Total explantation of stent grafts with tissue debridement and post-operative antibiotic therapy is the gold standard when dealing with infected EVAR. As with type IV thoraco-abdominal aneurysm open repair, FEVAR device explantation requires additional protective measures to prevent visceral ischaemia and renal impairment. In agreement with the European Society for Vascular Surgery guidelines, such patients should be referred to dedicated vascular centres with expertise in surgical repair, anaesthetics, and post-operative intensive care.

摘要

引言

感染性血管内主动脉瘤修复术(EVAR)器械取出术后报告了令人担忧的结果。

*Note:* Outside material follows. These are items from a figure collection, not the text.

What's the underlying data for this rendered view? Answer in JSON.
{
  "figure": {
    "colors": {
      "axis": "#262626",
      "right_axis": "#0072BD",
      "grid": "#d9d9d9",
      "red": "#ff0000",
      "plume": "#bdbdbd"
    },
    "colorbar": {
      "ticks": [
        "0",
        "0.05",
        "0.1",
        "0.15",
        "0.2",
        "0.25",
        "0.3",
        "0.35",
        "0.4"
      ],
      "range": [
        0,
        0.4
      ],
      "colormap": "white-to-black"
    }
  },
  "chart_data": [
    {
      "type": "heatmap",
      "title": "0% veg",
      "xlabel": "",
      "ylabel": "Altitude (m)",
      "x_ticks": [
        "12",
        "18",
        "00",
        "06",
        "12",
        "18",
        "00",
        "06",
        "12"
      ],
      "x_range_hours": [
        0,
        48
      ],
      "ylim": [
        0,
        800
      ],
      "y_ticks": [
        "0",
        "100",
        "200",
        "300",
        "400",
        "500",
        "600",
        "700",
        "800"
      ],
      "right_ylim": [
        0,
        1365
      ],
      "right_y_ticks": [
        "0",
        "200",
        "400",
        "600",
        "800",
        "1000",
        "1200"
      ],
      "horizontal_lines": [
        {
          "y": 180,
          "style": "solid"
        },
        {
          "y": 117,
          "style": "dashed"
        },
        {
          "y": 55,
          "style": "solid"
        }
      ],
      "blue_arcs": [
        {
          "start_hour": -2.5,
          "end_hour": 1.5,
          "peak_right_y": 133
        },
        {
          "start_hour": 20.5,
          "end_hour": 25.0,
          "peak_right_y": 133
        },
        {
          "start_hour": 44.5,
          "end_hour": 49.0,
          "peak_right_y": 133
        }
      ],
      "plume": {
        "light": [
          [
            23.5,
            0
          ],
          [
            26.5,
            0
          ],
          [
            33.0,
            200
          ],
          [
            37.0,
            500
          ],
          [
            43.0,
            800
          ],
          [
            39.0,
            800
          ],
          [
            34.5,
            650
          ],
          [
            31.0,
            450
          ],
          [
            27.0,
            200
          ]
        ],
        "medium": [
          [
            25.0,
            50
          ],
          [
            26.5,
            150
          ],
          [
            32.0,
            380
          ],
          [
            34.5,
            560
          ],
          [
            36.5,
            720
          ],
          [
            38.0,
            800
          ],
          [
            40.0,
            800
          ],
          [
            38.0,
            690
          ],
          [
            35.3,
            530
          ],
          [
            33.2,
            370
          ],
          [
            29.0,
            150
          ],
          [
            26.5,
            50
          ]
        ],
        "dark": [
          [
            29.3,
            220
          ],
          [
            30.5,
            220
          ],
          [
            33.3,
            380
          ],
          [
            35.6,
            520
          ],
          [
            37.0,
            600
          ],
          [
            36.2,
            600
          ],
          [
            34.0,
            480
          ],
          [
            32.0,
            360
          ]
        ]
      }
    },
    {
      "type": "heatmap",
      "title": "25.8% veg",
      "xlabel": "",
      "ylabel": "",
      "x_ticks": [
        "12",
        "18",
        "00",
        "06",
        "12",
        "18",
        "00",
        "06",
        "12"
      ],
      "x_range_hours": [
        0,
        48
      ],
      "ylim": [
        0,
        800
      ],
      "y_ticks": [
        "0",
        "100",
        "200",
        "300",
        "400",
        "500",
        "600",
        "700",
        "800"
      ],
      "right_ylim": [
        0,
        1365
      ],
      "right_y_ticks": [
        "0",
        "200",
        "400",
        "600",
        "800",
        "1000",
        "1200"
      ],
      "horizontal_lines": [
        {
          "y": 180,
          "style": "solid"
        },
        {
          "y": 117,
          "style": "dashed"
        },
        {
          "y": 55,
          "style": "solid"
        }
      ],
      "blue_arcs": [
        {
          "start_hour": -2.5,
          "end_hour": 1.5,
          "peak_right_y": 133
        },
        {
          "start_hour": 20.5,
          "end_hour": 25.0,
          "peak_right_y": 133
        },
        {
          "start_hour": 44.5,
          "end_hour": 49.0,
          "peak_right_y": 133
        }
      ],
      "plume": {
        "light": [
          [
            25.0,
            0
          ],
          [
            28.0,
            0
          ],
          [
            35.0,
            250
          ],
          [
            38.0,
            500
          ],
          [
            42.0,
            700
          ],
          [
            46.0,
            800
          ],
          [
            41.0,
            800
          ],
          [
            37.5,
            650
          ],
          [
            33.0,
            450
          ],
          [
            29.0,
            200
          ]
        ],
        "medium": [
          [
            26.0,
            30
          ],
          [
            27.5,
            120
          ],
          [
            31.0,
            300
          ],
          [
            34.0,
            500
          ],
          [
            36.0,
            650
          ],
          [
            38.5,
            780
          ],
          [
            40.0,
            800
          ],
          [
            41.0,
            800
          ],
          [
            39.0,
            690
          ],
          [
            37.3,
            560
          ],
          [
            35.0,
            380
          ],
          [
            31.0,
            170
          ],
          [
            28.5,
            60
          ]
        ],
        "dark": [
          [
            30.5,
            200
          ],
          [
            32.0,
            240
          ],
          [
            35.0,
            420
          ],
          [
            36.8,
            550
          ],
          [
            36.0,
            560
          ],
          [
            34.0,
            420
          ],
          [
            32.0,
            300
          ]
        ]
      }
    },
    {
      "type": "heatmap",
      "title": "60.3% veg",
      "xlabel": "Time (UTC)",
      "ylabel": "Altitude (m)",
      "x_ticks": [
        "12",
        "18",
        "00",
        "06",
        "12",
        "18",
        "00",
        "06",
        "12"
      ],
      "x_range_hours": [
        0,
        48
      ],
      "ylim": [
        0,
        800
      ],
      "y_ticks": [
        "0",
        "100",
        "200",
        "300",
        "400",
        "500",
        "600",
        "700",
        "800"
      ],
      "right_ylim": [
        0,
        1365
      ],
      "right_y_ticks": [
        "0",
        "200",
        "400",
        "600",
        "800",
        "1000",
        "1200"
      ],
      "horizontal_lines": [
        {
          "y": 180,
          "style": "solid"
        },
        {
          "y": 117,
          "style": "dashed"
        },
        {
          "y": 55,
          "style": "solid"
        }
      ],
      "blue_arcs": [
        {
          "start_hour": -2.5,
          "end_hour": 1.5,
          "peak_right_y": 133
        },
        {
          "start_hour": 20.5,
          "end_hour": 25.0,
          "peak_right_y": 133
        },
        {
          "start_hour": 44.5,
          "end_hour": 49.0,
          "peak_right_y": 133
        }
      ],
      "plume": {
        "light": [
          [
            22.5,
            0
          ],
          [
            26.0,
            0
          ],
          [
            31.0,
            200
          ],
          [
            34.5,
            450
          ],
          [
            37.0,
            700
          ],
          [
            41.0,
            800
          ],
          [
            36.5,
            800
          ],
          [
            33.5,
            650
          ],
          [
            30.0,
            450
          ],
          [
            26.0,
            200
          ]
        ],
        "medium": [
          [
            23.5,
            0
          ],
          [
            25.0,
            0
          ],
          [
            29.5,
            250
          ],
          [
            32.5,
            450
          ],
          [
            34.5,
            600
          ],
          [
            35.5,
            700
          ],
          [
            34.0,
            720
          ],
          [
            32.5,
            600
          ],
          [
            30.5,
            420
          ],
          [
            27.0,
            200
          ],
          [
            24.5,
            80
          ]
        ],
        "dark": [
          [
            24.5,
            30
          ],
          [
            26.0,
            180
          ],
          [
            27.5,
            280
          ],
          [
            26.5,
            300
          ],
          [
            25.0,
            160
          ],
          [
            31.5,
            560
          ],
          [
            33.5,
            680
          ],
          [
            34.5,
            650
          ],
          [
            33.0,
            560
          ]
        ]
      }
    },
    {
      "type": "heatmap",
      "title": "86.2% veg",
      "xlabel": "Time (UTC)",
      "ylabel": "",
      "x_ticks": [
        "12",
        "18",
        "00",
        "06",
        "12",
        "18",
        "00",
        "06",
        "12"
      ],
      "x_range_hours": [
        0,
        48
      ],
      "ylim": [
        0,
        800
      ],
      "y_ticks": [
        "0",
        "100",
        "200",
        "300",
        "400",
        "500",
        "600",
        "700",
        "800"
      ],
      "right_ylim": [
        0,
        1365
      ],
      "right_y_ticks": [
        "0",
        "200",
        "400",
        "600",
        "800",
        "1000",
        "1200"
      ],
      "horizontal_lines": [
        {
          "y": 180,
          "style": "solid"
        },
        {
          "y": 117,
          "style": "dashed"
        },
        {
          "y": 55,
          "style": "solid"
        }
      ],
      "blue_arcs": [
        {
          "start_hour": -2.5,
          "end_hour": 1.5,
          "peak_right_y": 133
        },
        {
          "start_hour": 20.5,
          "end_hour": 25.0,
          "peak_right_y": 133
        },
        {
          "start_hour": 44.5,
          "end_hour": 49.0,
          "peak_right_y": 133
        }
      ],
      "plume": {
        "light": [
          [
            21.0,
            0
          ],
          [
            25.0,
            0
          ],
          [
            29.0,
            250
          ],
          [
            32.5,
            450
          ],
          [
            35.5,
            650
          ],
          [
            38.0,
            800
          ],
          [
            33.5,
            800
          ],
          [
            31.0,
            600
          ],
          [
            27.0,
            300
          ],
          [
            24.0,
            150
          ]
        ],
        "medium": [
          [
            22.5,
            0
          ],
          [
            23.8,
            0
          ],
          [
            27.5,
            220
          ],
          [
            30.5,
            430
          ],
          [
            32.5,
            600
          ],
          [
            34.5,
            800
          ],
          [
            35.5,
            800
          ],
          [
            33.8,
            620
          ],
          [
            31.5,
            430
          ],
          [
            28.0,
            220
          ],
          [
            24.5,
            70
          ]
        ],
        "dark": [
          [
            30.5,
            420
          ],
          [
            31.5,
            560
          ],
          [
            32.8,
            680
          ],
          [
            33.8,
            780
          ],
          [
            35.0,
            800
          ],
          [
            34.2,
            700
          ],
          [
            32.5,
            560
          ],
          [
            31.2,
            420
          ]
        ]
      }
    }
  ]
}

感染性开窗EVAR(FEVAR)使患者面临更严重的手术风险。

报告

一名有FEVAR病史的67岁男性,全身状况受损,伴有腹部和背部疼痛,C反应蛋白升高。计算机断层血管造影显示主动脉移植物分叉处有积液,F-氟脱氧葡萄糖正电子发射断层扫描(FDG-PET)显示该水平FDG摄取增加,经标记白细胞证实,均提示移植物感染。行胸腹腰联合切口,发现主动脉肠瘘,行小肠切除术治疗。在桥接支架远端切断左肾动脉,并行胸肾旁路手术。在腹腔干上方夹闭胸主动脉以完整切除移植物。同时,用4℃乳酸林格液灌注右肾。用分叉抗菌移植物在肠系膜上动脉下方缝合,重新植入右肾动脉完成重建。患者留置剖腹切口,72小时后进行确定性腹部闭合、消化道重建和网膜包裹。围手术期开始使用广谱抗生素治疗,一个样本对[具体细菌名称未给出]呈阳性后,抗生素减至磺胺甲恶唑/甲氧苄啶,共持续六周。11个月后,患者无再次感染,无发热或炎症综合征。

讨论

在处理感染性EVAR时,带组织清创的支架移植物全取出术及术后抗生素治疗是金标准。与IV型胸腹主动脉瘤开放修复一样,FEVAR器械取出术需要额外的保护措施以防止内脏缺血和肾功能损害。根据欧洲血管外科学会指南,此类患者应转诊至在手术修复、麻醉和术后重症监护方面有专业知识的专门血管中心。